England will deploy a new-look scrum against Scotland in their Six Nations opener after their previous set play was described as "very illegal" by referees.
It is understood that the legality of England’s scrummaging came under heavy scrutiny during a conference call between match officials and the scrum coaches from each of the Six Nations teams last week.
The presentation included explanations of several incidents when the England scrum was penalised.
England’s scrum was the worst in the world in 2022 according to official statistics, completing only 85 per cent on their ball and. It was also heavily penalised throughout the autumn Test series that culminated in just one victory, against Japan and led to the sacking of head coach Eddie Jones.

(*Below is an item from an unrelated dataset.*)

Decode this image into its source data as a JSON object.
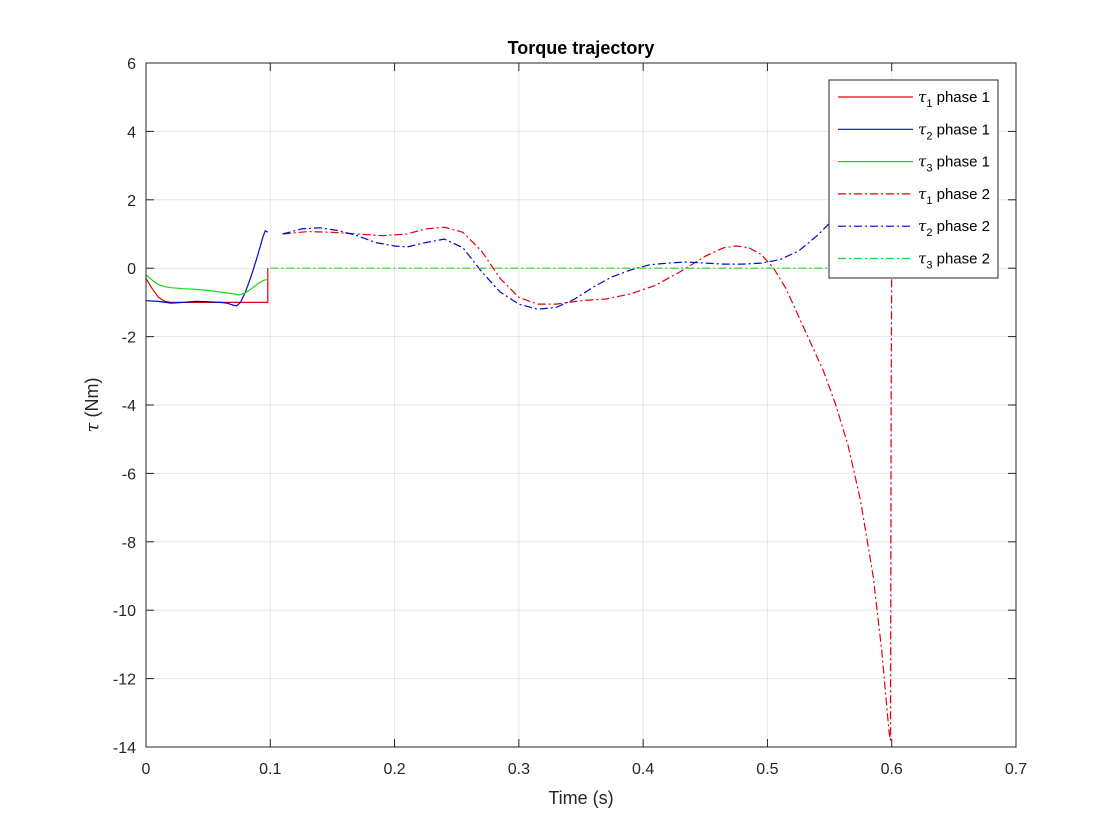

The low point came in the final defeat against South Africa when England conceded a total of four scrum penalties. Jones said at the time that he had “grave concerns about how the scrum was refereed” but the video analysis was damning.

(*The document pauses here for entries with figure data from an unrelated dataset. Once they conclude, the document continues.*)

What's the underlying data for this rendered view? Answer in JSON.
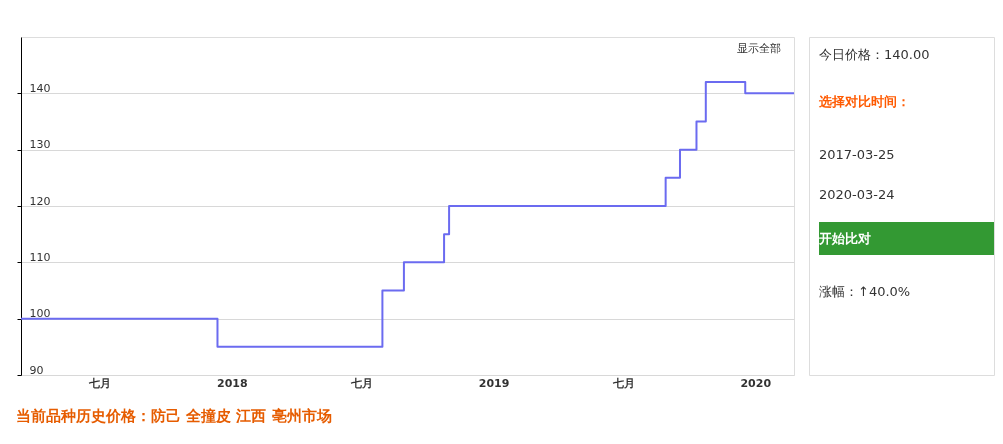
{
  "chart_data": {
    "type": "step",
    "title": "当前品种历史价格：防己 全撞皮 江西 亳州市场",
    "x": [
      "2017-03-13",
      "2017-12-12",
      "2018-07-30",
      "2018-08-29",
      "2018-10-24",
      "2018-10-31",
      "2019-08-29",
      "2019-09-18",
      "2019-10-11",
      "2019-10-24",
      "2019-12-18",
      "2020-02-24"
    ],
    "series": [
      {
        "color": "#6b6bf0",
        "values": [
          100,
          95,
          105,
          110,
          115,
          120,
          125,
          130,
          135,
          142,
          140,
          140
        ]
      }
    ],
    "xlim": [
      "2017-03-13",
      "2020-02-24"
    ],
    "xticks": [
      {
        "value": "2017-07-01",
        "label": "七月"
      },
      {
        "value": "2018-01-01",
        "label": "2018"
      },
      {
        "value": "2018-07-01",
        "label": "七月"
      },
      {
        "value": "2019-01-01",
        "label": "2019"
      },
      {
        "value": "2019-07-01",
        "label": "七月"
      },
      {
        "value": "2020-01-01",
        "label": "2020"
      }
    ],
    "ylim": [
      90,
      150
    ],
    "yticks": [
      90,
      100,
      110,
      120,
      130,
      140
    ],
    "grid": "y",
    "legend": false,
    "annotations": [
      "显示全部",
      "今日价格：140.00",
      "选择对比时间：",
      "2017-03-25",
      "2020-03-24",
      "开始比对",
      "涨幅：↑40.0%"
    ]
  }
}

The match officials are understood to have raised a number of issues surrounding the ‘fairness’ of England’s scrum at the meeting, a situation that was not helped by a complete absence of any recent dialogue between Jones and his coaching team and the World Rugby referee department.
Steve Borthwick, who takes charge of his first England match in the Calcutta Cup match against Scotland at Twickenham on Saturday, has moved swiftly to address his side’s scrummaging problems – both the reality and perception of their illegality.
Former scrum coach Matt Proudfoot was let go following Borthwick’s appointment, with Richard Cockerill taking charge of the scrum.
England have spent a significant portion of their preparation time over the last two weeks rebuilding their scrum and overhauling previous techniques.
Borthwick’s coaching team has also moved to address the issues raised at the conference call with discussions with World Rugby, with the aim of demonstrating that the legality of their scrum has improved when they face the Scots.